Included with this blog is a photo of a sight that all T86 guys will be familiar with it shows the indicators in the pedestal when the aerials are in one of the azimuth end stops, in this case the anti-clockwise end stop has been activated.

T86 In the end stop wm.jpg

In an operational radar the aerials in an end stop usually indicates one or more of the power transistors in one of the drive amps in E Rack has gone. We, on the other hand, managed to accidentally push the aerials in to the end stop. So that we can move the aerials we have had to patch in a -24V supply to remove the brakes when required. There is no plan to drive the aerials using the Ward Leonards and the drive motors; well, not unless someone has a 3-phase supply and that other commodity – money.

In the Workshop
Work is in hand on bench testing a faulty A700 memory card, capacity is 1 Mega Byte!

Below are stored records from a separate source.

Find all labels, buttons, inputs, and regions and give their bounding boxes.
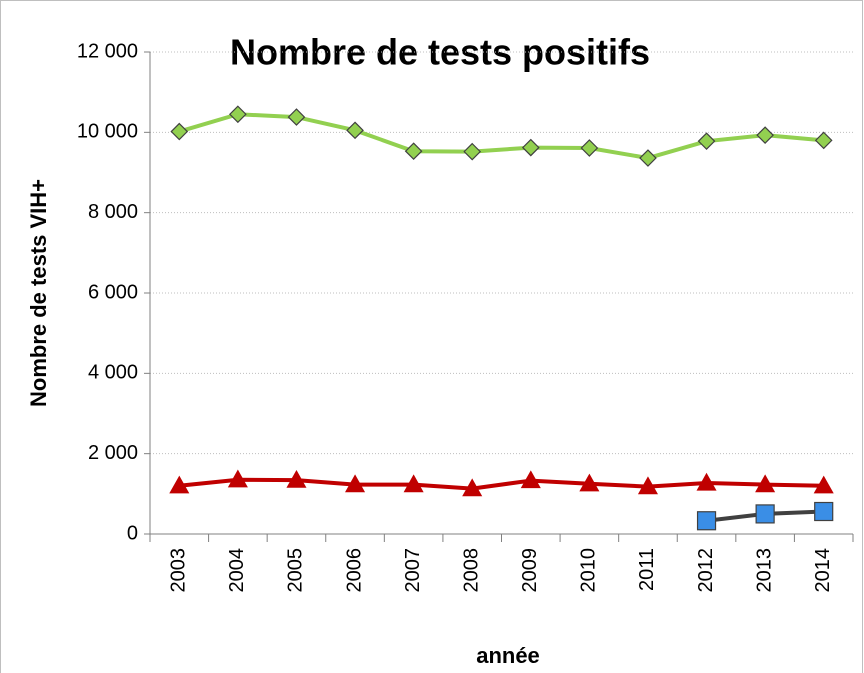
point	[520, 470, 541, 489]
point	[697, 132, 716, 151]
point	[813, 475, 834, 494]
y-axis-label: Nombre de tests VIH+	[26, 179, 51, 407]
point	[696, 472, 717, 491]
x-tick-label: 2010	[578, 548, 600, 593]
x-tick-label: 2007	[402, 548, 424, 593]
x-axis-label: année	[476, 643, 540, 668]
point	[346, 121, 364, 140]
point	[403, 474, 424, 493]
series-line	[178, 112, 824, 161]
y-tick-label: 2 000	[88, 442, 138, 464]
point	[345, 474, 366, 493]
x-tick-label: 2006	[343, 548, 365, 593]
point	[639, 149, 657, 167]
point	[696, 511, 717, 531]
point	[463, 142, 482, 161]
series-line	[179, 477, 824, 491]
x-tick-label: 2003	[168, 548, 190, 593]
point	[580, 139, 599, 157]
y-tick-label: 0	[127, 522, 138, 544]
x-tick-label: 2014	[812, 548, 834, 593]
x-tick-label: 2013	[753, 548, 775, 593]
x-tick-label: 2005	[285, 548, 307, 593]
point	[227, 469, 248, 488]
point	[229, 105, 247, 124]
point	[287, 108, 306, 126]
x-tick-label: 2008	[460, 548, 482, 593]
x-tick-label: 2004	[226, 548, 248, 593]
point	[756, 126, 774, 144]
point	[462, 478, 483, 497]
y-tick-label: 8 000	[88, 201, 138, 223]
point	[579, 473, 600, 492]
point	[170, 122, 189, 141]
y-tick-label: 4 000	[88, 362, 138, 384]
point	[286, 469, 307, 488]
point	[814, 501, 834, 522]
point	[169, 475, 190, 494]
y-tick-label: 10 000	[77, 121, 138, 143]
y-tick-label: 6 000	[88, 281, 138, 303]
point	[814, 131, 833, 150]
x-tick-label: 2011	[636, 548, 658, 591]
point	[755, 504, 775, 524]
point	[521, 138, 540, 157]
y-tick-label: 12 000	[77, 40, 138, 62]
point	[755, 474, 776, 493]
x-tick-label: 2012	[695, 548, 717, 593]
point	[637, 476, 658, 495]
x-tick-label: 2009	[519, 548, 541, 593]
point	[404, 142, 423, 161]
chart-title: Nombre de tests positifs	[230, 32, 650, 73]
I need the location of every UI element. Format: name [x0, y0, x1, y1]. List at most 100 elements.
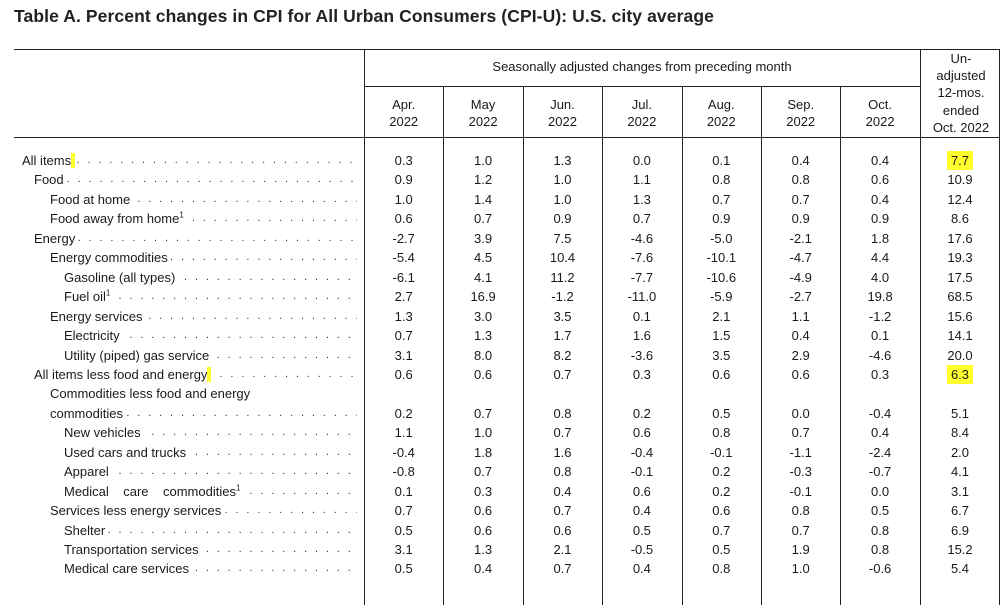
value-cell: 0.3 — [871, 366, 890, 382]
value-cell: 0.7 — [791, 191, 810, 207]
unadjusted-header-line: ended — [942, 102, 980, 118]
value-cell: -2.4 — [868, 444, 892, 460]
value-cell: 0.2 — [632, 405, 651, 421]
value-cell: -1.1 — [789, 444, 812, 460]
column-header-month: Jun. — [550, 97, 575, 112]
value-cell: -1.2 — [868, 308, 892, 324]
value-cell: 0.6 — [712, 366, 731, 382]
table-row: . . . . . . . . . . . . . . . . . . . . … — [14, 501, 1000, 520]
value-cell: -0.4 — [868, 405, 892, 421]
value-cell: 0.7 — [632, 211, 651, 227]
value-cell: 3.5 — [553, 308, 572, 324]
value-cell: -0.5 — [630, 542, 654, 557]
value-cell: 1.4 — [474, 191, 493, 207]
value-cell: 1.0 — [791, 561, 810, 577]
value-cell: -5.9 — [710, 289, 733, 305]
value-cell: 1.0 — [394, 191, 413, 207]
table-row: . . . . . . . . . . . . . . . . . . . . … — [14, 190, 1000, 209]
table-row: Commodities less food and energy — [14, 384, 1000, 403]
value-cell: 0.6 — [394, 366, 413, 382]
value-cell: -10.1 — [706, 250, 737, 266]
value-cell: 1.0 — [474, 153, 493, 168]
value-cell: 1.6 — [553, 444, 572, 460]
value-cell: -4.6 — [630, 230, 654, 246]
table-row: . . . . . . . . . . . . . . . . . . . . … — [14, 364, 1000, 384]
footnote-marker: 1 — [235, 483, 241, 493]
table-row: . . . . . . . . . . . . . . . . . . . . … — [14, 423, 1000, 442]
value-cell: 0.3 — [394, 153, 413, 168]
value-cell: 0.6 — [394, 211, 413, 227]
value-cell: 19.8 — [867, 289, 893, 305]
row-label-text: Services less energy services — [50, 503, 224, 519]
value-cell: -0.6 — [868, 561, 892, 577]
leader-dots: . . . . . . . . . . . . . . . . . . . . … — [64, 329, 357, 342]
value-cell: 3.9 — [474, 230, 493, 246]
value-cell: 11.2 — [550, 269, 575, 285]
leader-dots: . . . . . . . . . . . . . . . . . . . . … — [64, 465, 357, 478]
value-cell: -0.1 — [710, 444, 733, 460]
row-label-text: Commodities less food and energy — [50, 386, 253, 402]
value-cell: -0.3 — [789, 464, 812, 480]
row-label-text: Electricity — [64, 328, 122, 344]
row-label-text: Used cars and trucks — [64, 444, 189, 460]
value-cell: 0.4 — [632, 503, 651, 519]
column-header-year: 2022 — [786, 114, 816, 129]
row-label-text: Utility (piped) gas service — [64, 347, 212, 363]
unadjusted-value-cell: 6.9 — [950, 522, 970, 538]
value-cell: -1.2 — [551, 289, 574, 305]
column-header: Jul. 2022 — [602, 96, 681, 130]
row-label: . . . . . . . . . . . . . . . . . . . . … — [22, 151, 357, 170]
unadjusted-value-cell: 10.9 — [947, 172, 973, 188]
value-cell: -7.6 — [630, 250, 654, 266]
value-cell: 0.6 — [474, 366, 493, 382]
unadjusted-value-cell: 17.5 — [947, 269, 973, 285]
row-label-text: Medical care services — [64, 561, 191, 577]
column-header: Aug. 2022 — [682, 96, 761, 130]
table-row: . . . . . . . . . . . . . . . . . . . . … — [14, 404, 1000, 423]
value-cell: 0.8 — [871, 542, 890, 557]
value-cell: 16.9 — [470, 289, 496, 305]
leader-dots: . . . . . . . . . . . . . . . . . . . . … — [22, 154, 357, 166]
value-cell: 0.5 — [632, 522, 651, 538]
footnote-marker: 1 — [105, 288, 111, 298]
value-cell: -5.4 — [392, 250, 415, 266]
row-label-text: Food at home — [50, 191, 133, 207]
column-header-year: 2022 — [627, 114, 657, 129]
value-cell: 0.5 — [712, 542, 731, 557]
value-cell: 0.8 — [553, 464, 572, 480]
unadjusted-value-cell: 14.1 — [947, 328, 973, 344]
value-cell: -11.0 — [627, 289, 657, 305]
leader-dots: . . . . . . . . . . . . . . . . . . . . … — [64, 523, 357, 536]
unadjusted-header-line: Un- — [950, 51, 972, 66]
table-row: . . . . . . . . . . . . . . . . . . . . … — [14, 540, 1000, 559]
column-header-month: Apr. — [392, 97, 416, 112]
row-label: . . . . . . . . . . . . . . . . . . . . … — [64, 443, 357, 462]
row-label: . . . . . . . . . . . . . . . . . . . . … — [64, 559, 357, 578]
value-cell: 0.5 — [871, 503, 890, 519]
unadjusted-value-cell: 68.5 — [947, 289, 973, 305]
row-label-text: commodities — [50, 405, 125, 421]
highlight-mark — [207, 366, 212, 382]
value-cell: 0.4 — [871, 425, 890, 441]
value-cell: 0.6 — [632, 425, 651, 441]
value-cell: -0.7 — [868, 464, 892, 480]
row-label-text: Food — [34, 172, 66, 188]
value-cell: 0.2 — [394, 405, 413, 421]
column-divider — [443, 86, 445, 605]
value-cell: 0.5 — [394, 561, 413, 577]
row-label: . . . . . . . . . . . . . . . . . . . . … — [64, 326, 357, 345]
table-right-border — [999, 49, 1000, 605]
unadjusted-header: Un-adjusted 12-mos. ended Oct. 2022 — [922, 50, 1000, 136]
value-cell: 0.9 — [553, 211, 572, 227]
row-label: . . . . . . . . . . . . . . . . . . . . … — [50, 404, 357, 423]
value-cell: -2.7 — [789, 289, 812, 305]
leader-dots: . . . . . . . . . . . . . . . . . . . . … — [34, 231, 357, 244]
row-label-text: Food away from home1 — [50, 211, 186, 227]
value-cell: 10.4 — [549, 250, 576, 266]
row-label: . . . . . . . . . . . . . . . . . . . . … — [64, 482, 357, 501]
value-cell: 0.6 — [791, 366, 810, 382]
value-cell: 0.7 — [474, 405, 493, 421]
column-header-year: 2022 — [468, 114, 498, 129]
row-label-text: Energy — [34, 230, 78, 246]
row-label: . . . . . . . . . . . . . . . . . . . . … — [64, 268, 357, 287]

The card has two PCB’s, a mother and daughter arrangement holding a large number of 4864 memory chips (64K x 1 DRAM) and the control circuitry. The memory card and its edge connector ‘adaptor’ is shown below. Bear in mind we have no board test equipment, not even a design specification, let alone a test specification! More information on testing and fault finding this card will be covered in future blogs.